IITH-Compilers / IR2Vec

Implementation of IR2Vec, published in ACM TACO

Other

80 stars 35 forks source link

Parallelize relevant portions of IR2Vec with OMP #101

Open svkeerthy opened 3 months ago

m-atalla commented 1 month ago

Hi, this seems like an interesting enhancement that I'd like to help out on.

I think its important to have a baseline to compare against for any potential improvements, is the TimeTaken experiment suitable for that? Further, is there a script I could use to generate time taken as in experiments/TimeTaken/TimeTaken_Algos.csv?

I'd be happy to add an additional benchmark as well, the SQLite Amalgamation might be an interesting option.

svkeerthy commented 1 month ago

Hi @m-atalla,

Apologies for the delay in response. We do not have a script for this yet. It would be great if you could help in this. SQLite Amalgamation is also very interesting and would be a valuable addition.

We have started integrating OMP with IR2Vec (See #105, which is a work in progress).

Please feel free to reach out if you need any inputs or have further questions. Will be happy to help :)

Best, Venkat

m-atalla commented 2 weeks ago

Hi, I wanted to follow up with profiling info on SQLite benchmark now that its added!

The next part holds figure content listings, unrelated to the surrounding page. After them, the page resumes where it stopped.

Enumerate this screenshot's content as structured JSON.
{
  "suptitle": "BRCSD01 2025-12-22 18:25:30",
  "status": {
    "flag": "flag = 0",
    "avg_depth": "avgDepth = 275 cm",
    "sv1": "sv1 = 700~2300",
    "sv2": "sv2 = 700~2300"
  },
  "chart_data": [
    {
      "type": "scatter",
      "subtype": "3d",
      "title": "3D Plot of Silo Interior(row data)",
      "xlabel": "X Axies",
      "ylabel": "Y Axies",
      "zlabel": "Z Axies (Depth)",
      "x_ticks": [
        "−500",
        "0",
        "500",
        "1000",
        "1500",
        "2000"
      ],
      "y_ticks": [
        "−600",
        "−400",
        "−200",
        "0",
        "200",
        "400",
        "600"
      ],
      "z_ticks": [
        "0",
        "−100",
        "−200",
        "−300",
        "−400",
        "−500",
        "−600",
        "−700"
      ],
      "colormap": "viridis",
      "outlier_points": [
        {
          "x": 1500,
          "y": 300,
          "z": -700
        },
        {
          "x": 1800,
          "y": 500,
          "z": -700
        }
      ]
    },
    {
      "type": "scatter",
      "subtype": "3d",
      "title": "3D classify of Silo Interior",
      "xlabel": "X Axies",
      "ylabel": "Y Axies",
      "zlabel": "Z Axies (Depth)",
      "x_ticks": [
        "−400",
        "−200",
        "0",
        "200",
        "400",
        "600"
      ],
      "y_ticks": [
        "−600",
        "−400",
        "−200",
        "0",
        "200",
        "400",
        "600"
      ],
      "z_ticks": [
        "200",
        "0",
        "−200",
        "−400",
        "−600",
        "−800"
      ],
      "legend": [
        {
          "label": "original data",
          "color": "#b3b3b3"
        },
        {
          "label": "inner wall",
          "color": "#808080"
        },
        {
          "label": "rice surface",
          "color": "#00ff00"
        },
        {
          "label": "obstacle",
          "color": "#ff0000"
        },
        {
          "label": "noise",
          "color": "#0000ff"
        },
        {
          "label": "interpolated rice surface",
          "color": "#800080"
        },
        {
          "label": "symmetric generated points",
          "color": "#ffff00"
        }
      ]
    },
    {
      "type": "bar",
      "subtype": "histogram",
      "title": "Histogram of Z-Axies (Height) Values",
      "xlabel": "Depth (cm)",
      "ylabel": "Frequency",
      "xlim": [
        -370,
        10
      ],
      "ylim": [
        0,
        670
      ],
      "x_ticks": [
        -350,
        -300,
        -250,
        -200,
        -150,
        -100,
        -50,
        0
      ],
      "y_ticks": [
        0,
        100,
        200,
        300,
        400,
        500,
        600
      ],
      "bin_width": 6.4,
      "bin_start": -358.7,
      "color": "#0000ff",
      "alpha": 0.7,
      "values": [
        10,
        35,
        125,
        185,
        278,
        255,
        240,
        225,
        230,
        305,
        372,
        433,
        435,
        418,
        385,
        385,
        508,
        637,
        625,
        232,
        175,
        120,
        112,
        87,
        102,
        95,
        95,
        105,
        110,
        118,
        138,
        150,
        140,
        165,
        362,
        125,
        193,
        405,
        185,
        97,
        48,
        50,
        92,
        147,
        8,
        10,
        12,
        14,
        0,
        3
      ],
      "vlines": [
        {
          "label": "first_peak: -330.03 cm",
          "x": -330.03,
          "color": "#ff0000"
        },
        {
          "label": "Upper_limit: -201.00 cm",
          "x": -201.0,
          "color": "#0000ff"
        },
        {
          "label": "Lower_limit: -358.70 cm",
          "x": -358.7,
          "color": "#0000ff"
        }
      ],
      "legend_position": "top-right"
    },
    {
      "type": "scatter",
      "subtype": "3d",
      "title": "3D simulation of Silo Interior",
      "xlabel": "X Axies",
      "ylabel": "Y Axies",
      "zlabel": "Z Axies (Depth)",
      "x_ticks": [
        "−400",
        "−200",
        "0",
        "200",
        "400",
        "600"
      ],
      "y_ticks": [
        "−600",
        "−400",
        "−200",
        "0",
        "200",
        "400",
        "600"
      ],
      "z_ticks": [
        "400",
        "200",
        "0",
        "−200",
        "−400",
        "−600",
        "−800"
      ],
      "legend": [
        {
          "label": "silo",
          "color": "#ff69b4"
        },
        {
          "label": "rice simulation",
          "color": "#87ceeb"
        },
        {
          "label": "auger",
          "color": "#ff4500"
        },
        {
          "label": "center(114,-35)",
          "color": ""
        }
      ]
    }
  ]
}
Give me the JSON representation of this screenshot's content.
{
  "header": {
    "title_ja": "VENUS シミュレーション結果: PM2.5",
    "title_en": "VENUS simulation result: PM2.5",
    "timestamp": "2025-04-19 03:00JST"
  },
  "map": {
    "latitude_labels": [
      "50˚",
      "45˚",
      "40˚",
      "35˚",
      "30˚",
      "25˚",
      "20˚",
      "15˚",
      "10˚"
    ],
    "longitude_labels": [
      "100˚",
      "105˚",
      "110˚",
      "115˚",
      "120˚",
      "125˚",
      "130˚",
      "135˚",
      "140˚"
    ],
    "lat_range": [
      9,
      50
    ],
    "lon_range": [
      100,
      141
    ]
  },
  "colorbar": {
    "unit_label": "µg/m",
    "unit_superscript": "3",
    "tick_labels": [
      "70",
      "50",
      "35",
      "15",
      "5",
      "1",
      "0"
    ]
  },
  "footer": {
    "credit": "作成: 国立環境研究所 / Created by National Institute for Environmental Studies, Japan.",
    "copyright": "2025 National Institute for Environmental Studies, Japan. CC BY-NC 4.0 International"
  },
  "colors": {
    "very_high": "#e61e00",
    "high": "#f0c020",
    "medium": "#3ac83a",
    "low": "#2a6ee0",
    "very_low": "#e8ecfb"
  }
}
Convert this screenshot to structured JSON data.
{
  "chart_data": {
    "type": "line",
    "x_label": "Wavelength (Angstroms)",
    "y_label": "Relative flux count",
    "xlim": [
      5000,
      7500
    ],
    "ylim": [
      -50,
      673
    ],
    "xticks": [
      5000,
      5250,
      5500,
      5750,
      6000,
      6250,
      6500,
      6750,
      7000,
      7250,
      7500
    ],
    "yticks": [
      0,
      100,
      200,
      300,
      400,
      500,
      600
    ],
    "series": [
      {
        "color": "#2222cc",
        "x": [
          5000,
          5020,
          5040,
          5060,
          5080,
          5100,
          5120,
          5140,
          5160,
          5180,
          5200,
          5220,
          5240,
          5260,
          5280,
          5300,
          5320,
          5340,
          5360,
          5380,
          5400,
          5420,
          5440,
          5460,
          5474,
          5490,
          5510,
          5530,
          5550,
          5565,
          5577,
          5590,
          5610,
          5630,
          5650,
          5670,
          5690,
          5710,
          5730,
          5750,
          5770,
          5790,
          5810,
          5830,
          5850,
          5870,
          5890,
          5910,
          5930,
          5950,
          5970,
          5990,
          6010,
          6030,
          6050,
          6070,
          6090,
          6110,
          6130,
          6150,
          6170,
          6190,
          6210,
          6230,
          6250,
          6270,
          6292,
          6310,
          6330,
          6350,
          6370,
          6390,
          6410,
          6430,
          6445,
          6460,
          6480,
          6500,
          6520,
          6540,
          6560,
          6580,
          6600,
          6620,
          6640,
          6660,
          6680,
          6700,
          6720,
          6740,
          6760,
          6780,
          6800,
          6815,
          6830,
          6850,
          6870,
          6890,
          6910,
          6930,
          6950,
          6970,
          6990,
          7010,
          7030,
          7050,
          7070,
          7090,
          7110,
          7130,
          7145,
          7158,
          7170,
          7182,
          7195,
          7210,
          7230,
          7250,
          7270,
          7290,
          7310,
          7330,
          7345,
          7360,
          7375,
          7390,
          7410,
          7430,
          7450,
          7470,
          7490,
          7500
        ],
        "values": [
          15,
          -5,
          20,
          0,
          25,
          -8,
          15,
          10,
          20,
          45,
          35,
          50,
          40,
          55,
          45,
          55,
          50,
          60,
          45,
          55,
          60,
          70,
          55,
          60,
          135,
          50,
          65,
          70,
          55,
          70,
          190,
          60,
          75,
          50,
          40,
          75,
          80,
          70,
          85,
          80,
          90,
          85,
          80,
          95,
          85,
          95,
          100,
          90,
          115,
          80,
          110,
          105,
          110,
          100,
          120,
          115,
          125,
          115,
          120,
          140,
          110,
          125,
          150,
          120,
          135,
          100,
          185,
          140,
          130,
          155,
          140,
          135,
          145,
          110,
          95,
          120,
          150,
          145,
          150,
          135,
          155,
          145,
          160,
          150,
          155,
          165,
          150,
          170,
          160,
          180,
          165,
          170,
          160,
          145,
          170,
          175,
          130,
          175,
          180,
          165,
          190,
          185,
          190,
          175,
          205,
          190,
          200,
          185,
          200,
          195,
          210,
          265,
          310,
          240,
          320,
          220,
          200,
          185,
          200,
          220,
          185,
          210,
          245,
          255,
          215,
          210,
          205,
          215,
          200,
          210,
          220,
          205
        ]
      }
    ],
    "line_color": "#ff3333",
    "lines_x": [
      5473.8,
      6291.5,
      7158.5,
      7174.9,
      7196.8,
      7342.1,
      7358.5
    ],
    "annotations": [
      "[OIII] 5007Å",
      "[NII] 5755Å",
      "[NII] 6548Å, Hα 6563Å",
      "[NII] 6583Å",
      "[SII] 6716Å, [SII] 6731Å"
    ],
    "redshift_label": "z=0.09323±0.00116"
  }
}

I used Linux perf to get the profile data using the following commands:

$ perf record -g --call-graph dwarf build/bin/ir2vec --sym -level p ./src/test-suite/PE-benchmarks-llfiles-llvm17/sqlite3.ll -o sqlite.txt
$ perf script > /tmp/sym-perf.out

And I used the firefox profiler to analyze and upload the profile data which could be found here. From the call tree it seems that about 53% of the time is spent on parsing (not much could be done about it) and 44% is spent in IR2Vec_Symbolic::bb2Vec which should a good target for parallelism. Fortunately it looks like #105 is already making progress on it!

Similarly, I generated a profile for the flow-aware (FA) mode which could found here. The call tree shows the following functions IR2Vec_FA::solveInsts and IR2Vec_FA:func2Vec with 33% and 24% of the time respectively.

It'd be happy to assist further as needed.

Thank you. Mohamed.

svkeerthy commented 2 weeks ago

Hi @m-atalla,

Thanks for the perf report :) It exposes more opportunities for optimizations in addition to parallelization.

On the top of my mind, I have two things:

As you had also pointed out, one of the major overheads in FA flow is the solveInsts method that internally invokes the Eigen solver. We recently made Eigen an optional dependency. i.e., if Eigen is not available, we approximate the solution with a handwritten solver. It would be interesting to see if it reduces the current overhead.
14% of the total time is spent on SmallVector copy in the IR2Vec_FA::func2vec method. It would be good to eliminate or reduce this overhead by using references or moves.

Perhaps I will create separate issues to track these as the objective of these points is a bit different from that of the current issue. Please give me some time. I will have a more detailed look at the perf report and get back with more possible improvements.